I have been sitting waiting for the light.
Not knowing when it will hit me that the time is right.
I walk into a sea that was not filled with creatures.
It held the desire that were lost in the depths of my mind.
This is the start of a new chapter, yet I still cannot write.
I know this is the beginning, but it seems I have been here before.
When does the wind stop blowing and the sea starts to part?
I see it soon, but what does that mean anyway.
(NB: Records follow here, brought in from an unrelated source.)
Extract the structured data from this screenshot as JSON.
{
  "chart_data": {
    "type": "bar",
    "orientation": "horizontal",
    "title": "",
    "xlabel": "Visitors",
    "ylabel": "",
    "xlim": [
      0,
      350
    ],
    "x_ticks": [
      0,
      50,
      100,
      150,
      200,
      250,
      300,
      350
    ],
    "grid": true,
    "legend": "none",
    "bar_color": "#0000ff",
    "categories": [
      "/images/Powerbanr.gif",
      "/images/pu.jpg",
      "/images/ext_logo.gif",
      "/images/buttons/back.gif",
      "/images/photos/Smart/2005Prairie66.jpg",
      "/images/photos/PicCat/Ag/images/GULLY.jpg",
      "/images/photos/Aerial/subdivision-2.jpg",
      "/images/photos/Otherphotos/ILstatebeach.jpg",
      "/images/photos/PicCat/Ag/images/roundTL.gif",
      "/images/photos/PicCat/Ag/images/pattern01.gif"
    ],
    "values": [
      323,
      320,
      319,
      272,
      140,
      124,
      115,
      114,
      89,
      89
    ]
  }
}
The seasons of life are happening before our eyes.
It is something that we cannot escape, just something that we all must go through.
Sitting and waiting and not thinking is no longer the way to move.
Hitting the slopes or learning the ropes does not make you cool.
You keep thinking that you have time.
Then one day the time is not happening anymore.
Why can everything be right?
Why am I only able to write at night?
I need to make a change, but my season has change.
One year a world was change.
No more worries, no more pain, no more sorrow.
Most importantly no more stress.
The place that gave me so much was in the back of my rear view.
An environment that made me grow, but also showed me that I needed to grow.
Holding on to something that I no longer felt like trying to catch.
A decision was made to change and just let everything go.
No back up to hold my hand, just the idea of being free.
Leaving behind memories that were never supposed to be made.
That became friends that you talk to everyday.
I had to find a place of happy.
Was it easy, no?
It was worth it.
A decision was made 5 years ago, and another was made 1 year ago.
They both change my life; I am thankful for both.